O Globo, Sociedade, p. 40
04 de Jun de 2017

Quatro ações de inconstitucionalidade questionam código no STF

Nada menos do que 58 dos 84 artigos das leis que constituem o novo Código Florestal têm sua validade questionada no Supremo Tribunal Federal (STF) através das chamadas Ações Diretas de Inconstitucionalidade (ADIs). As três mais importantes delas, de autoria de Sandra Cureau, Procuradora-Geral da República em exercício em 2013, não entraram na pauta de julgamento até hoje. Tanto entre aqueles que defendem quanto os que contestam a legislação de 2012, há pelo menos um argumento comum: a demora no julgamento é prejudicial e leva à insegurança jurídica.
Cureau, que atua há décadas na área de meio ambiente no Ministério Público Federal (MPF) e é uma das candidatas a substituir Rodrigo Janot no próximo mandato, sustenta a inconstitucionalidade de parte do código sobretudo com base no artigo 225 da Constituição Federal, que assegura o "direito ao meio ambiente ecologicamente equilibrado".

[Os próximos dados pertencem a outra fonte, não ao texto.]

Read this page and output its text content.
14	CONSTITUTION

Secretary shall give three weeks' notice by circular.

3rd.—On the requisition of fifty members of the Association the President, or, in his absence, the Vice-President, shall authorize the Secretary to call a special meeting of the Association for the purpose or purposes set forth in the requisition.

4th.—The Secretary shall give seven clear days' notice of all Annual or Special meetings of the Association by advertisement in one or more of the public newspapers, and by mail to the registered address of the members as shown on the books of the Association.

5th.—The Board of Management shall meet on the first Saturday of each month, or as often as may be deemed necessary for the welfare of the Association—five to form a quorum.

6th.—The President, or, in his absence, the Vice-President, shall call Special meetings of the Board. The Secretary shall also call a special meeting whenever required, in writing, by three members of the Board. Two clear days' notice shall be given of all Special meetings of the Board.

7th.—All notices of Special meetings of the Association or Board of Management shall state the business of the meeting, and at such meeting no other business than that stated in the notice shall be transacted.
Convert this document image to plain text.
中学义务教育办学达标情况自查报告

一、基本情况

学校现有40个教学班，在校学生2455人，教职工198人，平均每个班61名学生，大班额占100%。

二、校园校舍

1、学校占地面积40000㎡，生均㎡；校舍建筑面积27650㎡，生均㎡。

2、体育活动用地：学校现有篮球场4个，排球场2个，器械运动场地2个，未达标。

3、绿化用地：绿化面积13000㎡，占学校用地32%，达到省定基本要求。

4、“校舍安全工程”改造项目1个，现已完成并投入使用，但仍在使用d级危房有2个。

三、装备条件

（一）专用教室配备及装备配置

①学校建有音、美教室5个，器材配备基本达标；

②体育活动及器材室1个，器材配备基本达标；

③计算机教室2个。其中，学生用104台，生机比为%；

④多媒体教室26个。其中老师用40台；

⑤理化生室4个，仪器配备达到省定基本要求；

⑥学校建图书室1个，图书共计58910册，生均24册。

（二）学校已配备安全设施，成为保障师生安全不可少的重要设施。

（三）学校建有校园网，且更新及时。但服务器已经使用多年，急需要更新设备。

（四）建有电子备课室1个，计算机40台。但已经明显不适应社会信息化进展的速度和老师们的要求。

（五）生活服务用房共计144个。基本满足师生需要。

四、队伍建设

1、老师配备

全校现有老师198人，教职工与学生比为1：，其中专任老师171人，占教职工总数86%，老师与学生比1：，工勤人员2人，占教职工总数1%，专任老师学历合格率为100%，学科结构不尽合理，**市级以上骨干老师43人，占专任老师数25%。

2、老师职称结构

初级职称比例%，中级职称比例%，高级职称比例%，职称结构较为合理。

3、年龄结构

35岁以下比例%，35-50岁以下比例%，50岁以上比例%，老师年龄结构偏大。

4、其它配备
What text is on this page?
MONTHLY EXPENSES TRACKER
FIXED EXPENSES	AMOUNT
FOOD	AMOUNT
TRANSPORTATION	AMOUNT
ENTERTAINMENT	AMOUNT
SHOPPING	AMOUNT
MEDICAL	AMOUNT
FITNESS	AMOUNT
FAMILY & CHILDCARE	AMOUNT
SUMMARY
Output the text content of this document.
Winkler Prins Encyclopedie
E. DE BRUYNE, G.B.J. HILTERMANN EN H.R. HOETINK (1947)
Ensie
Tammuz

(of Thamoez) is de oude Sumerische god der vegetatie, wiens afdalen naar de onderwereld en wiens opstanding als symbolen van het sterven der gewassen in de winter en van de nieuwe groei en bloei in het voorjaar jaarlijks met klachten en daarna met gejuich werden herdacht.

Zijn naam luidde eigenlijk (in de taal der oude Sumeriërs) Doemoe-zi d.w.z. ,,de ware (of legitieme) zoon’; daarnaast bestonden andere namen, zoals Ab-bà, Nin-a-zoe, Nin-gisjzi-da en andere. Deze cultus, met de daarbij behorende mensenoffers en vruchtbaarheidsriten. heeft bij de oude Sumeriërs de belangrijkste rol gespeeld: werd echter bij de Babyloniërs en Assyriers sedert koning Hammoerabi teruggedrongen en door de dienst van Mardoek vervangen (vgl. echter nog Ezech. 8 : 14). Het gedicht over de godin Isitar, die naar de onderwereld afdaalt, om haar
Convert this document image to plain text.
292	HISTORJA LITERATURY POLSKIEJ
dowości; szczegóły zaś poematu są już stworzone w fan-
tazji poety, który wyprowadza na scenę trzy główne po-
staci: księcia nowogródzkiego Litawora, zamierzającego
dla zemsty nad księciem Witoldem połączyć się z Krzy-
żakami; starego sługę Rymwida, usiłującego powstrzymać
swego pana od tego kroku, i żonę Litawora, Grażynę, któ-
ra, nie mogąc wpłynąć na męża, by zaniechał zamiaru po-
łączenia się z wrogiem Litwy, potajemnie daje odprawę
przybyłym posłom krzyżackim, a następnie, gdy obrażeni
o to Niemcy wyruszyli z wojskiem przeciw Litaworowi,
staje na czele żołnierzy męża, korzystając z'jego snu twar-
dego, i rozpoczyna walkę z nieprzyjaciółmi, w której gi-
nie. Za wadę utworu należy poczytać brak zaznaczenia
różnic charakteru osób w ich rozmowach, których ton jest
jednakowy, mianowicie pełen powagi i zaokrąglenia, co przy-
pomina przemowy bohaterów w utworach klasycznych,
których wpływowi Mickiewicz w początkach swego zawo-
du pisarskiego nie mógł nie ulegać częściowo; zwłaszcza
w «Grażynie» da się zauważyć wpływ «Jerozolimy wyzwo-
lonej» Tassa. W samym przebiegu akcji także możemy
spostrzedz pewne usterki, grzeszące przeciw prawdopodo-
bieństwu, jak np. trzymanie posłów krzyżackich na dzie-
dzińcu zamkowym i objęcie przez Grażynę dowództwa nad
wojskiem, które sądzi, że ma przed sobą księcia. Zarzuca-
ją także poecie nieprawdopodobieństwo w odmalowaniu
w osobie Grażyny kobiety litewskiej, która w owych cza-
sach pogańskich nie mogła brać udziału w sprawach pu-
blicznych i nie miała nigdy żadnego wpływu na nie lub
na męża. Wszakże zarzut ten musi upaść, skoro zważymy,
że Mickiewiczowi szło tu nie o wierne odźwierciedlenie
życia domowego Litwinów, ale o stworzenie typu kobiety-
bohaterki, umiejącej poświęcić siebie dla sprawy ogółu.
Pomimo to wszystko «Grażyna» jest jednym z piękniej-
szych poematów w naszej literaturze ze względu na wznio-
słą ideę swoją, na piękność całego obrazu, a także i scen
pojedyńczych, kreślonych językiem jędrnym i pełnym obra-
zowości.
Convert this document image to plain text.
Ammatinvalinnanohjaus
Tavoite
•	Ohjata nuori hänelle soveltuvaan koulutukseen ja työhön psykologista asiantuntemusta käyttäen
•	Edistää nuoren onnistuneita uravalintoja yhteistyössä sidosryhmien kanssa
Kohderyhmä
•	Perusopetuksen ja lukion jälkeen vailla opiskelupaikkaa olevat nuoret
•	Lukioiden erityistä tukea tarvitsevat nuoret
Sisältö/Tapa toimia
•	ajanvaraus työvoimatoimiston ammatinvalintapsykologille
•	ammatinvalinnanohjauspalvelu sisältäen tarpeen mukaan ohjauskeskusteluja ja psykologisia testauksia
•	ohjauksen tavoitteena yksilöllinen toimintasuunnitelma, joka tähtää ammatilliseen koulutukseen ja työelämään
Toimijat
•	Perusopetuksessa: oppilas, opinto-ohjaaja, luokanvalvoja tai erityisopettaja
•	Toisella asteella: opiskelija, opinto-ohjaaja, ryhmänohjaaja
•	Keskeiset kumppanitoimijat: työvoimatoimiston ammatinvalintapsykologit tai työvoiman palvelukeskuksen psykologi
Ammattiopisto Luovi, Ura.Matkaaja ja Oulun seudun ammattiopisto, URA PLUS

Em linhas gerais, a três ADIs questionam a legislação no que diz respeito às Áreas de Preservação Permanente (APP), às Reservas Legais (RL) e à possibilidade de que aqueles que desmataram até 2008 regularizem a situação de suas propriedades. Nas ações, a PGR pede que a eficácia dos dispositivos questionados seja suspensa até o julgamento do mérito.
- Sem dúvida nenhuma este código diminuiu a proteção ambiental em relação à legislação anterior. A Constituição não reconhece a possibilidade de uma proteção menor do que havia anteriormente - defende Cureau.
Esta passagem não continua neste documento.